Now you can disagree with my naively positive assessment of humanity if you wish, but don’t come back assuming that I think everything always works out (I do not) or that I think that people are magical (they aren’t.) However I do believe they have this very interesting, very pronounced tendency and that — for the most part — technology is put to work in support of that tendency.

Otherwise, I agree that technology is just stuff, that it’s our collection of tools, and that it is (in some ways) ephemeral. My house is wired with ethernet cables and ports to support a LAN. This was thought a fairly high-tech thing to do when it was built a few years ago. I never use them; I have wi-fi. On the other hand, my house also has walls, windows, doors, and a roof. Some technological developments persist, others fall quickly by the wayside.

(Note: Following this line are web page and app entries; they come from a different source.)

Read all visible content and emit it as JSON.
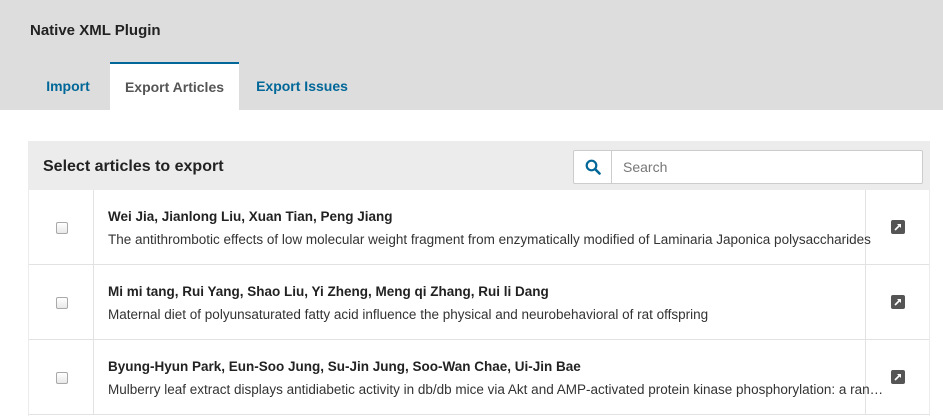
{
  "plugin": {
    "title": "Native XML Plugin"
  },
  "tabs": [
    {
      "label": "Import"
    },
    {
      "label": "Export Articles"
    },
    {
      "label": "Export Issues"
    }
  ],
  "panel": {
    "title": "Select articles to export",
    "search": {
      "placeholder": "Search",
      "value": ""
    }
  },
  "articles": [
    {
      "authors": "Wei Jia, Jianlong Liu, Xuan Tian, Peng Jiang",
      "title": "The antithrombotic effects of low molecular weight fragment from enzymatically modified of Laminaria Japonica polysaccharides"
    },
    {
      "authors": "Mi mi tang, Rui Yang, Shao Liu, Yi Zheng, Meng qi Zhang, Rui li Dang",
      "title": "Maternal diet of polyunsaturated fatty acid influence the physical and neurobehavioral of rat offspring"
    },
    {
      "authors": "Byung-Hyun Park, Eun-Soo Jung, Su-Jin Jung, Soo-Wan Chae, Ui-Jin Bae",
      "title": "Mulberry leaf extract displays antidiabetic activity in db/db mice via Akt and AMP-activated protein kinase phosphorylation: a randomized controlled trial"
    }
  ],
  "colors": {
    "accent": "#006798",
    "header_bg": "#dddddd",
    "panel_header_bg": "#ececec"
  },
  "icons": {
    "search": "search-icon",
    "row_link": "external-link-icon"
  }
}
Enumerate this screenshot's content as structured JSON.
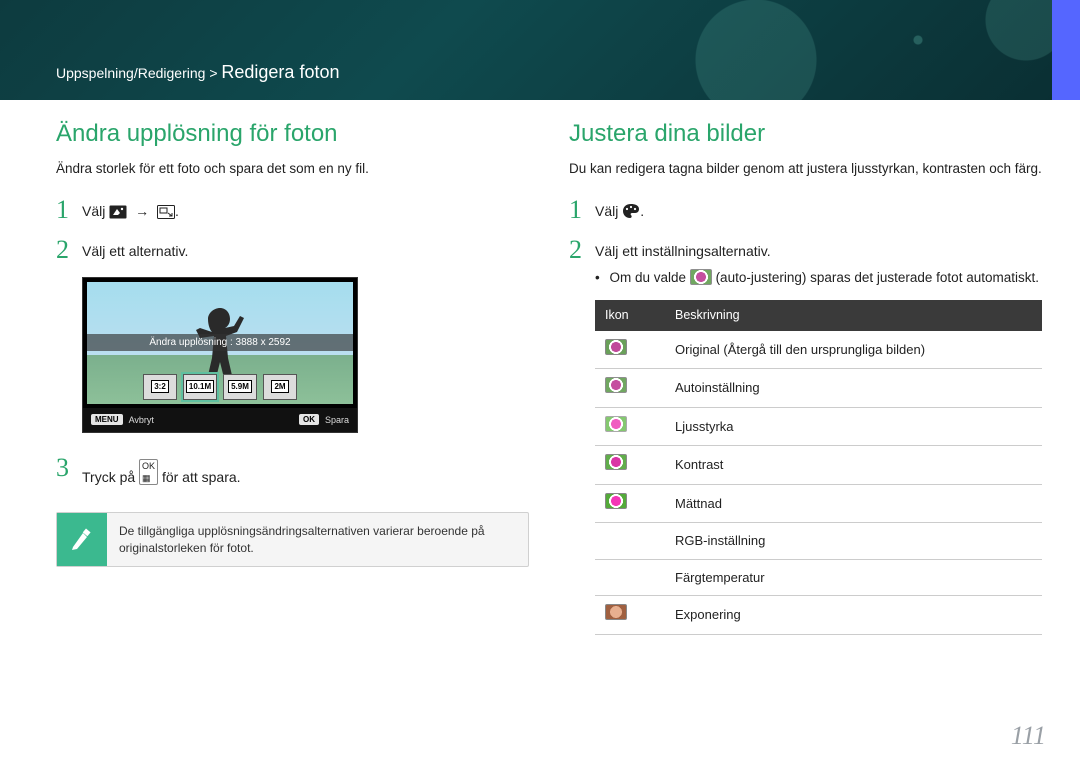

I’ll close with this thought. Your efforts at trying to put technology in its place as not being all that important might be more persuasive if you weren’t making said arguments via blog posts and Facebook links.

*Although I must confess that I do, sometimes, capitalize “singularity,” mainly because I see it as a specific event or period, something like the Norman Conquest or the Renaissance. Clearly, if I capitalized “singularity” all the time there would be no denying that I am some very dangerous species of crypto-techno-fascist. But my somewhat randomized approach is probably indicative of a penchant for anarchy. Who would have guessed?